Wolf also considers the possibility that our children “in despair...will even embrace... the absurdity of gold”. I do share Wolf’s feeling since they, and we, deserve more than that; in fact one of the most worrisome aspects of this crisis is how often one finds oneself on the side of those gold-bugs one has always considered being somewhat nuts.
Now, what I do not agree with Wolf is when he writes of “inflation targeting”, as a holy gray, since one of the problem could be that the inflation was not adequately targeted.

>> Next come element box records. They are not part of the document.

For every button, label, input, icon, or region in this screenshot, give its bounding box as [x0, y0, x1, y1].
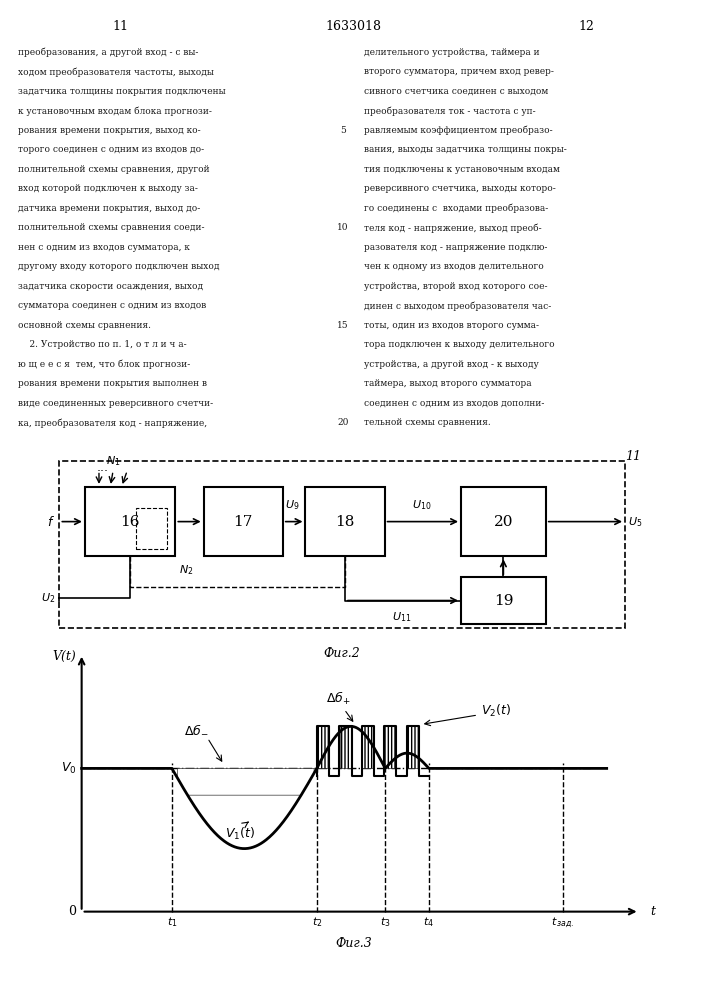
Text: динен с выходом преобразователя час-: динен с выходом преобразователя час- [364, 301, 551, 311]
Text: $U_{11}$: $U_{11}$ [392, 610, 411, 624]
Text: t: t [650, 905, 655, 918]
Bar [305, 487, 385, 556]
Text: делительного устройства, таймера и: делительного устройства, таймера и [364, 48, 539, 57]
Text: вход которой подключен к выходу за-: вход которой подключен к выходу за- [18, 184, 197, 193]
Text: $t_1$: $t_1$ [167, 915, 177, 929]
Bar [204, 487, 283, 556]
Text: 5: 5 [340, 126, 346, 135]
Text: 20: 20 [337, 418, 349, 427]
Text: соединен с одним из входов дополни-: соединен с одним из входов дополни- [364, 399, 544, 408]
Text: тора подключен к выходу делительного: тора подключен к выходу делительного [364, 340, 555, 349]
Text: равляемым коэффициентом преобразо-: равляемым коэффициентом преобразо- [364, 126, 553, 135]
Text: 20: 20 [493, 515, 513, 529]
Text: сивного счетчика соединен с выходом: сивного счетчика соединен с выходом [364, 87, 549, 96]
Text: ...: ... [96, 461, 108, 474]
Text: $U_5$: $U_5$ [628, 515, 642, 529]
Text: Фиг.2: Фиг.2 [324, 647, 361, 660]
Text: торого соединен с одним из входов до-: торого соединен с одним из входов до- [18, 145, 204, 154]
Text: преобразователя ток - частота с уп-: преобразователя ток - частота с уп- [364, 106, 536, 116]
Text: к установочным входам блока прогнози-: к установочным входам блока прогнози- [18, 106, 211, 116]
Text: 0: 0 [68, 905, 76, 918]
Text: $t_{\,зад.}$: $t_{\,зад.}$ [551, 915, 575, 930]
Text: $\Delta б_{-}$: $\Delta б_{-}$ [185, 723, 209, 736]
Text: 19: 19 [493, 594, 513, 608]
Text: второго сумматора, причем вход ревер-: второго сумматора, причем вход ревер- [364, 67, 554, 76]
Text: 11: 11 [626, 450, 641, 463]
Text: $U_9$: $U_9$ [285, 499, 300, 512]
Text: тия подключены к установочным входам: тия подключены к установочным входам [364, 165, 560, 174]
Text: $\Delta б_{+}$: $\Delta б_{+}$ [327, 690, 351, 707]
Text: датчика времени покрытия, выход до-: датчика времени покрытия, выход до- [18, 204, 200, 213]
Text: $t_2$: $t_2$ [312, 915, 322, 929]
Text: нен с одним из входов сумматора, к: нен с одним из входов сумматора, к [18, 243, 189, 252]
Text: преобразования, а другой вход - с вы-: преобразования, а другой вход - с вы- [18, 48, 198, 57]
Text: рования времени покрытия, выход ко-: рования времени покрытия, выход ко- [18, 126, 200, 135]
Text: 16: 16 [120, 515, 140, 529]
Text: го соединены с  входами преобразова-: го соединены с входами преобразова- [364, 204, 549, 213]
Bar [59, 461, 625, 628]
Bar [461, 487, 546, 556]
Bar [85, 487, 175, 556]
Text: $U_{10}$: $U_{10}$ [411, 499, 431, 512]
Text: тельной схемы сравнения.: тельной схемы сравнения. [364, 418, 491, 427]
Text: таймера, выход второго сумматора: таймера, выход второго сумматора [364, 379, 532, 388]
Text: тоты, один из входов второго сумма-: тоты, один из входов второго сумма- [364, 321, 539, 330]
Text: 15: 15 [337, 321, 349, 330]
Text: $N_1$: $N_1$ [106, 454, 120, 468]
Bar [136, 508, 167, 549]
Text: 1633018: 1633018 [325, 19, 382, 32]
Text: другому входу которого подключен выход: другому входу которого подключен выход [18, 262, 219, 271]
Text: ка, преобразователя код - напряжение,: ка, преобразователя код - напряжение, [18, 418, 207, 428]
Text: задатчика скорости осаждения, выход: задатчика скорости осаждения, выход [18, 282, 203, 291]
Text: 10: 10 [337, 223, 349, 232]
Text: Фиг.3: Фиг.3 [335, 937, 372, 950]
Text: 2. Устройство по п. 1, о т л и ч а-: 2. Устройство по п. 1, о т л и ч а- [18, 340, 187, 349]
Text: полнительной схемы сравнения соеди-: полнительной схемы сравнения соеди- [18, 223, 204, 232]
Text: полнительной схемы сравнения, другой: полнительной схемы сравнения, другой [18, 165, 209, 174]
Text: $t_4$: $t_4$ [423, 915, 434, 929]
Text: $f$: $f$ [47, 515, 55, 529]
Text: V(t): V(t) [52, 650, 76, 663]
Text: $V_2(t)$: $V_2(t)$ [481, 703, 511, 719]
Text: разователя код - напряжение подклю-: разователя код - напряжение подклю- [364, 243, 547, 252]
Text: ю щ е е с я  тем, что блок прогнози-: ю щ е е с я тем, что блок прогнози- [18, 360, 190, 369]
Text: $V_1(t)$: $V_1(t)$ [226, 826, 255, 842]
Text: 12: 12 [579, 19, 595, 32]
Text: $t_3$: $t_3$ [380, 915, 390, 929]
Text: $V_0$: $V_0$ [61, 761, 76, 776]
Text: 11: 11 [112, 19, 128, 32]
Text: теля код - напряжение, выход преоб-: теля код - напряжение, выход преоб- [364, 223, 542, 233]
Bar [461, 577, 546, 624]
Text: основной схемы сравнения.: основной схемы сравнения. [18, 321, 151, 330]
Text: 17: 17 [233, 515, 253, 529]
Text: чен к одному из входов делительного: чен к одному из входов делительного [364, 262, 544, 271]
Text: устройства, а другой вход - к выходу: устройства, а другой вход - к выходу [364, 360, 539, 369]
Text: реверсивного счетчика, выходы которо-: реверсивного счетчика, выходы которо- [364, 184, 556, 193]
Text: рования времени покрытия выполнен в: рования времени покрытия выполнен в [18, 379, 206, 388]
Text: задатчика толщины покрытия подключены: задатчика толщины покрытия подключены [18, 87, 226, 96]
Text: сумматора соединен с одним из входов: сумматора соединен с одним из входов [18, 301, 206, 310]
Text: виде соединенных реверсивного счетчи-: виде соединенных реверсивного счетчи- [18, 399, 213, 408]
Text: ходом преобразователя частоты, выходы: ходом преобразователя частоты, выходы [18, 67, 214, 77]
Text: вания, выходы задатчика толщины покры-: вания, выходы задатчика толщины покры- [364, 145, 567, 154]
Text: $U_2$: $U_2$ [40, 591, 55, 605]
Text: 18: 18 [335, 515, 355, 529]
Text: устройства, второй вход которого сое-: устройства, второй вход которого сое- [364, 282, 548, 291]
Text: $N_2$: $N_2$ [180, 563, 194, 577]
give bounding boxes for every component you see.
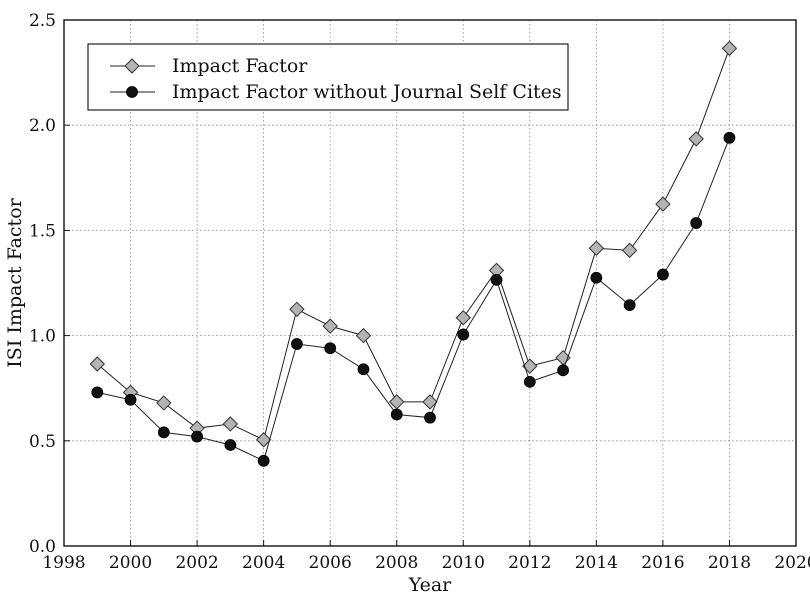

In a letter published by FT in May 2006 I wrote “inflation as they, our monetary authorities know it, is just obtained by looking at a basket of limited consumer goods chosen by bureaucrats and that although they might be highly relevant to the many have-nots, are highly irrelevant to measure the real loss of value of money. For instance, who on earth has decided for that the increase in the price of houses is not inflation? And so what should perhaps be argued is that really our monetary authorities have not been so successful fighting inflation as they claim they have been.”
And then of course we have the financial regulations, and that Wolf does not even want to mention. Would a runner be a bad runner just because someone trips him up and he falls? In just the same way must a monetary policy be wrong, just because some financial regulations, risk weighted bank capital requirements, went haywire?